Soldados não deveriam patrulhar ruas, nem os militares devem ficar com a conta dos erros dos governos
[visto que a matéria cuida do lamentável incidente da morte do músico, cabe lembrar que os soldados não estavam patrulhando ruas e sim uma área de segurança, por sediar a Vila Militar.]
Ele era o ministro do Exército em 1988, quando mandou uma tropa para
desocupar a usina de Volta Redonda, ocupada por grevistas, e morreram
três operários. Passaram-se 31 anos, e uma patrulha do Exército disparou
80 tiros contra o carro que conduzia uma família e matou o motorista. “Quartel não tem algemas”, os soldados não são profissionais treinados
para operações policiais, e quando acontece uma dessas tragédias, quem
vai para a frigideira são recrutas, um sargento ou, no máximo, um jovem
oficial. Em menos de 24 horas, o comando do Exército prendeu dez
militares envolvidos na fuzilaria do Rio. A informação inicial, falsa,
de que a patrulha respondeu a “injusta agressão”, foi substituída pelo
“compromisso com a transparência”.
Há épocas em que as eternas vivandeiras pedem aos militares que façam
isso ou aquilo. A ideia de botar a tropa nas ruas do Rio podia parecer
“golpe de mestre”, mas é apenas a criação de novos problemas. Passa o
tempo, as vivandeiras vestem as camisetas da ocasião e mandam a conta
para os quartéis. Jair Bolsonaro entrou no Palácio do Planalto com um discurso popular de
defesa da lei e da ordem, confundindo-se com as Forças Armadas. Há dias o
presidente disse que “nasci para ser militar”. Só ele pode falar da
própria vocação mas, de cadete a capitão, foi militar durante 14 de seus
64 anos de vida e deixou a carreira marcado por 15 dias de prisão por
indisciplina. Daí em diante, Bolsonaro foi parlamentar por 29 anos.

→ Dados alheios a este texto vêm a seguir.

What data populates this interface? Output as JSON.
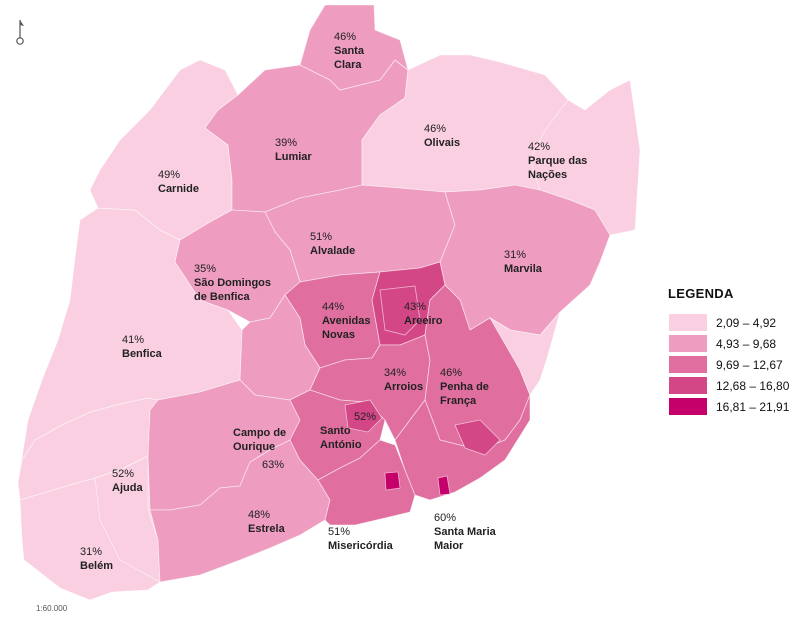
{
  "scale_text": "1:60.000",
  "legend": {
    "title": "LEGENDA",
    "classes": [
      {
        "label": "2,09 – 4,92",
        "color": "#f9cfe1"
      },
      {
        "label": "4,93 – 9,68",
        "color": "#ee9cc0"
      },
      {
        "label": "9,69 – 12,67",
        "color": "#e06fa0"
      },
      {
        "label": "12,68 – 16,80",
        "color": "#d44786"
      },
      {
        "label": "16,81 – 21,91",
        "color": "#c5006a"
      }
    ]
  },
  "parishes": [
    {
      "id": "santa-clara",
      "pct": "46%",
      "name": "Santa",
      "name2": "Clara",
      "class": 1
    },
    {
      "id": "lumiar",
      "pct": "39%",
      "name": "Lumiar",
      "class": 1
    },
    {
      "id": "olivais",
      "pct": "46%",
      "name": "Olivais",
      "class": 0
    },
    {
      "id": "parque-das-nacoes",
      "pct": "42%",
      "name": "Parque das",
      "name2": "Nações",
      "class": 0
    },
    {
      "id": "carnide",
      "pct": "49%",
      "name": "Carnide",
      "class": 0
    },
    {
      "id": "alvalade",
      "pct": "51%",
      "name": "Alvalade",
      "class": 1
    },
    {
      "id": "marvila",
      "pct": "31%",
      "name": "Marvila",
      "class": 1
    },
    {
      "id": "sao-domingos-de-benfica",
      "pct": "35%",
      "name": "São Domingos",
      "name2": "de Benfica",
      "class": 1
    },
    {
      "id": "avenidas-novas",
      "pct": "44%",
      "name": "Avenidas",
      "name2": "Novas",
      "class": 2
    },
    {
      "id": "areeiro",
      "pct": "43%",
      "name": "Areeiro",
      "class": 3
    },
    {
      "id": "benfica",
      "pct": "41%",
      "name": "Benfica",
      "class": 0
    },
    {
      "id": "arroios",
      "pct": "34%",
      "name": "Arroios",
      "class": 2
    },
    {
      "id": "penha-de-franca",
      "pct": "46%",
      "name": "Penha de",
      "name2": "França",
      "class": 2
    },
    {
      "id": "campo-de-ourique",
      "pct": "63%",
      "name": "Campo de",
      "name2": "Ourique",
      "class": 1
    },
    {
      "id": "santo-antonio",
      "pct": "52%",
      "name": "Santo",
      "name2": "António",
      "class": 2
    },
    {
      "id": "ajuda",
      "pct": "52%",
      "name": "Ajuda",
      "class": 0
    },
    {
      "id": "estrela",
      "pct": "48%",
      "name": "Estrela",
      "class": 1
    },
    {
      "id": "misericordia",
      "pct": "51%",
      "name": "Misericórdia",
      "class": 2
    },
    {
      "id": "santa-maria-maior",
      "pct": "60%",
      "name": "Santa Maria",
      "name2": "Maior",
      "class": 2
    },
    {
      "id": "belem",
      "pct": "31%",
      "name": "Belém",
      "class": 0
    }
  ]
}
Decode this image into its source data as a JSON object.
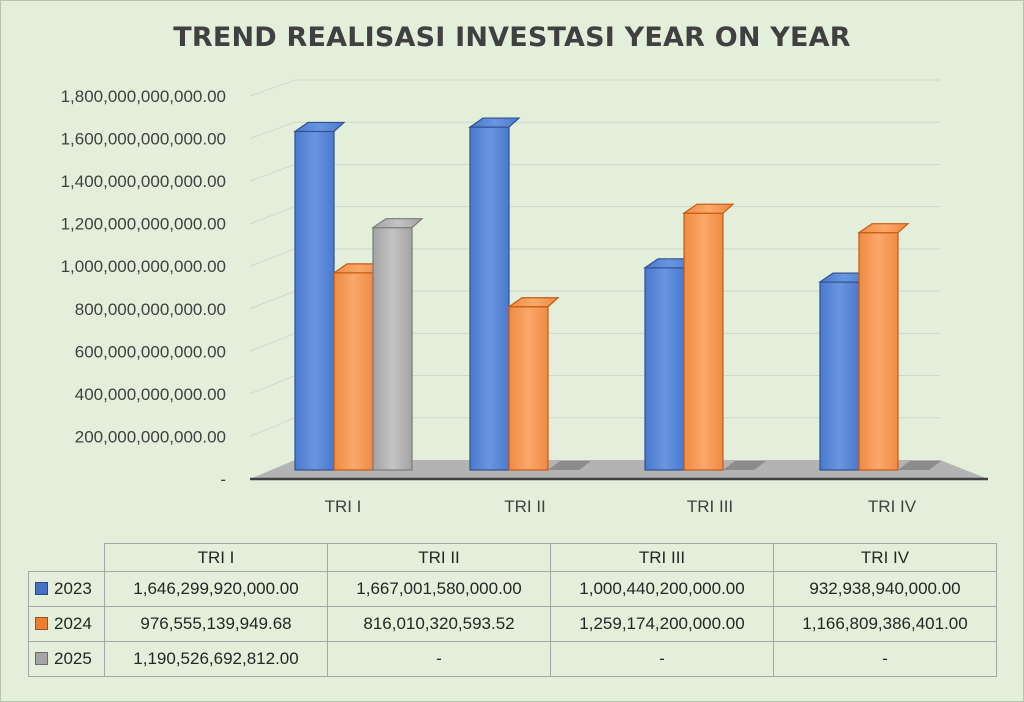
{
  "chart_data": {
    "type": "bar",
    "title": "TREND REALISASI INVESTASI YEAR ON YEAR",
    "categories": [
      "TRI I",
      "TRI II",
      "TRI III",
      "TRI IV"
    ],
    "y_ticks": [
      "-",
      "200,000,000,000.00",
      "400,000,000,000.00",
      "600,000,000,000.00",
      "800,000,000,000.00",
      "1,000,000,000,000.00",
      "1,200,000,000,000.00",
      "1,400,000,000,000.00",
      "1,600,000,000,000.00",
      "1,800,000,000,000.00"
    ],
    "ylim": [
      0,
      1800000000000
    ],
    "grid": true,
    "legend": "in data table below chart",
    "series": [
      {
        "name": "2023",
        "color": "#4472c4",
        "values": [
          1646299920000.0,
          1667001580000.0,
          1000440200000.0,
          932938940000.0
        ],
        "labels": [
          "1,646,299,920,000.00",
          "1,667,001,580,000.00",
          "1,000,440,200,000.00",
          "932,938,940,000.00"
        ]
      },
      {
        "name": "2024",
        "color": "#ed7d31",
        "values": [
          976555139949.68,
          816010320593.52,
          1259174200000.0,
          1166809386401.0
        ],
        "labels": [
          "976,555,139,949.68",
          "816,010,320,593.52",
          "1,259,174,200,000.00",
          "1,166,809,386,401.00"
        ]
      },
      {
        "name": "2025",
        "color": "#a5a5a5",
        "values": [
          1190526692812.0,
          null,
          null,
          null
        ],
        "labels": [
          "1,190,526,692,812.00",
          "-",
          "-",
          "-"
        ]
      }
    ]
  }
}
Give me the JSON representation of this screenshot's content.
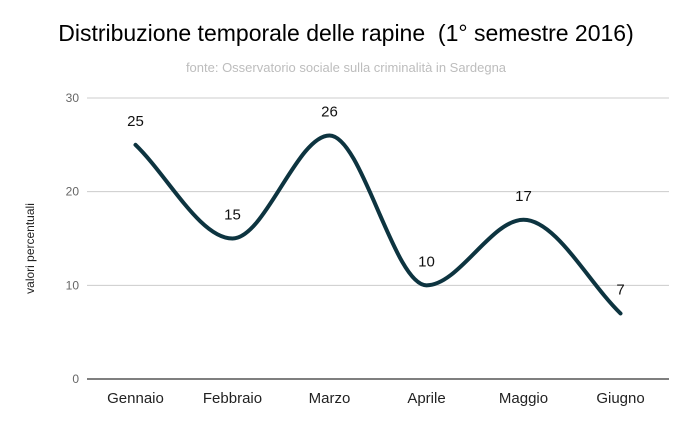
{
  "chart_data": {
    "type": "line",
    "title": "Distribuzione temporale delle rapine  (1° semestre 2016)",
    "subtitle": "fonte: Osservatorio sociale sulla criminalità in Sardegna",
    "xlabel": "",
    "ylabel": "valori percentuali",
    "categories": [
      "Gennaio",
      "Febbraio",
      "Marzo",
      "Aprile",
      "Maggio",
      "Giugno"
    ],
    "series": [
      {
        "values": [
          25,
          15,
          26,
          10,
          17,
          7
        ]
      }
    ],
    "data_labels": [
      "25",
      "15",
      "26",
      "10",
      "17",
      "7"
    ],
    "y_ticks": [
      "0",
      "10",
      "20",
      "30"
    ],
    "ylim": [
      0,
      30
    ],
    "grid": true,
    "legend": "none",
    "line_color": "#0d3440",
    "smooth": true
  }
}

Parece mais precisa a avaliação de seu vice, Hamilton Mourão, para quem
ele é “mais político do que militar”.
O general Mourão formulou uma perigosa profecia: “Se nosso governo
falhar, errar demais, não entregar o que está prometendo, essa conta irá
para as Forças Armadas, daí a nossa extrema preocupação.”
Isso não deve acontecer. Primeiro, porque as Forças Armadas não são o
governo. Há cerca de cem militares na nova administração, mas quase
todos estão na reserva, inclusive Mourão. Apesar de poucas manifestações
impróprias durante a campanha eleitoral, nos quartéis prevaleceram a
disciplina e o silêncio. Três dos quatro comandantes do Exército deste
século não disseram uma única palavra. Ganha um fim de semana em Caracas
a vivandeira que lembrar os nomes desses generais.
Nenhuma conta pode ir para as Forças Armadas, a menos que se trapaceie o
jogo, coisa que ocorreu no ocaso da ditadura, quando o andar de cima
vestiu camisetas amarelas, foi para a campanha das Diretas e jogou o
entulho do regime na porta dos quartéis.
Quem namora a ideia da expansão das atribuições dos militares sonha com
impasses, talvez um conflito com o Congresso. Nesse sonho, “se o governo
falhar”, as Forças Armadas ficariam com a conta. A conta será do
governo. Os militares, calados, estão na mesa ao lado.